Do you feel like you’re ready to pitch yourself to Aaron Sorkin and start delivering his speeches on the next season of The Newsroom?

Peña: Sorkin, he’s killing it with The Newsroom. There’s that one speech that Jeff Daniels gives about America being 47th in education? And it’s like, wow. Really amazing. It’s really good writing.

Finally, what do you think are the most underrated movies you’ve been in?

Martinez: For me, it was Magic City Memoirs. It’s an indie film, and I think they’re trying to figure out distribution for it now. But it was close to home, because it was all true stories from where I grew up, and my friend wrote and directed it. It’s something that hasn’t actually gotten out there yet, so I’m hoping it will. So I guess it’s not underrated, because it hasn’t actually been rated yet. [laughs] Also, Detroit 1-8-7 was a great show I was on that got canceled. That was a really great show.

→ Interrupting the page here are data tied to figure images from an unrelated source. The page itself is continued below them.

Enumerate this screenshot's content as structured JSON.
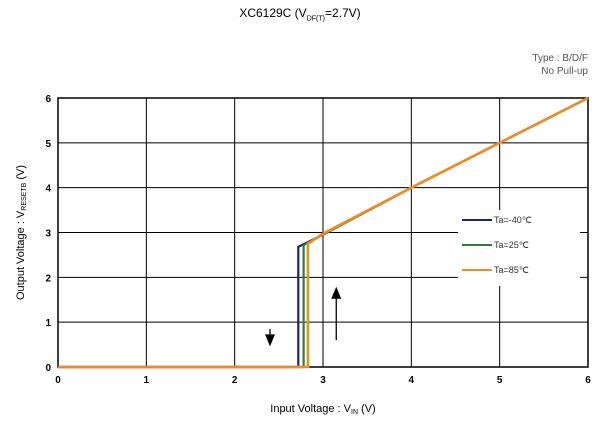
{
  "title_main": "XC6129C (V",
  "title_sub": "DF(T)",
  "title_end": "=2.7V)",
  "type_line1": "Type : B/D/F",
  "type_line2": "No Pull-up",
  "colors": {
    "ta_minus40": "#1a237e",
    "ta_25": "#2e7d32",
    "ta_85": "#f08a24",
    "vertical_85": "#c8a02a",
    "grid": "#000000"
  },
  "chart_data": {
    "type": "line",
    "xlabel_main": "Input Voltage : V",
    "xlabel_sub": "IN",
    "xlabel_end": " (V)",
    "ylabel_main": "Output Voltage : V",
    "ylabel_sub": "RESETB",
    "ylabel_end": " (V)",
    "xlim": [
      0,
      6
    ],
    "ylim": [
      0,
      6
    ],
    "x_ticks": [
      "0",
      "1",
      "2",
      "3",
      "4",
      "5",
      "6"
    ],
    "y_ticks": [
      "0",
      "1",
      "2",
      "3",
      "4",
      "5",
      "6"
    ],
    "grid": true,
    "legend_position": "right",
    "series": [
      {
        "name": "Ta=-40℃",
        "points": [
          [
            0,
            0
          ],
          [
            2.72,
            0
          ],
          [
            2.72,
            2.68
          ],
          [
            3.0,
            2.95
          ],
          [
            4.0,
            4.0
          ],
          [
            5.0,
            5.0
          ],
          [
            6.0,
            6.0
          ]
        ]
      },
      {
        "name": "Ta=25℃",
        "points": [
          [
            0,
            0
          ],
          [
            2.78,
            0
          ],
          [
            2.78,
            2.72
          ],
          [
            3.0,
            2.95
          ],
          [
            4.0,
            4.0
          ],
          [
            5.0,
            5.0
          ],
          [
            6.0,
            6.0
          ]
        ]
      },
      {
        "name": "Ta=85℃",
        "points": [
          [
            0,
            0
          ],
          [
            2.83,
            0
          ],
          [
            2.83,
            2.75
          ],
          [
            3.0,
            2.97
          ],
          [
            4.0,
            4.0
          ],
          [
            5.0,
            5.0
          ],
          [
            6.0,
            6.0
          ]
        ]
      }
    ],
    "arrows": [
      {
        "direction": "down",
        "x": 2.4,
        "y_from": 0.85,
        "y_to": 0.55
      },
      {
        "direction": "up",
        "x": 3.15,
        "y_from": 0.6,
        "y_to": 1.7
      }
    ]
  }
}
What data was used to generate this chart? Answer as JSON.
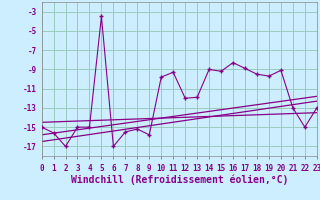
{
  "xlabel": "Windchill (Refroidissement éolien,°C)",
  "background_color": "#cceeff",
  "line_color": "#880088",
  "grid_color": "#99ccbb",
  "ylim": [
    -18,
    -2
  ],
  "xlim": [
    0,
    23
  ],
  "yticks": [
    -3,
    -5,
    -7,
    -9,
    -11,
    -13,
    -15,
    -17
  ],
  "xticks": [
    0,
    1,
    2,
    3,
    4,
    5,
    6,
    7,
    8,
    9,
    10,
    11,
    12,
    13,
    14,
    15,
    16,
    17,
    18,
    19,
    20,
    21,
    22,
    23
  ],
  "hours": [
    0,
    1,
    2,
    3,
    4,
    5,
    6,
    7,
    8,
    9,
    10,
    11,
    12,
    13,
    14,
    15,
    16,
    17,
    18,
    19,
    20,
    21,
    22,
    23
  ],
  "main_data": [
    -15.0,
    -15.6,
    -17.0,
    -15.0,
    -15.0,
    -3.5,
    -17.0,
    -15.5,
    -15.2,
    -15.8,
    -9.8,
    -9.3,
    -12.0,
    -11.9,
    -9.0,
    -9.2,
    -8.3,
    -8.9,
    -9.5,
    -9.7,
    -9.1,
    -13.0,
    -15.0,
    -13.0
  ],
  "trend1_x": [
    0,
    23
  ],
  "trend1_y": [
    -15.8,
    -11.8
  ],
  "trend2_x": [
    0,
    23
  ],
  "trend2_y": [
    -16.5,
    -12.3
  ],
  "trend3_x": [
    0,
    23
  ],
  "trend3_y": [
    -14.5,
    -13.5
  ],
  "tick_fontsize": 5.5,
  "xlabel_fontsize": 7.0
}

Peña: I think the comedies I’ve done, like Observe and Report. It became a cult hit, dude! It made money at the box office, but it wasn’t like a huge smash. And I remember I went to Coachella that year it came out, and oh my god, there were so many people quoting me! And I didn’t have the afro with the mustache and goatee or anything! So that was cool. 30 Minutes or Less was another one I really enjoyed, but Observe and Report more than anything.

End of Watch opens nationwide today.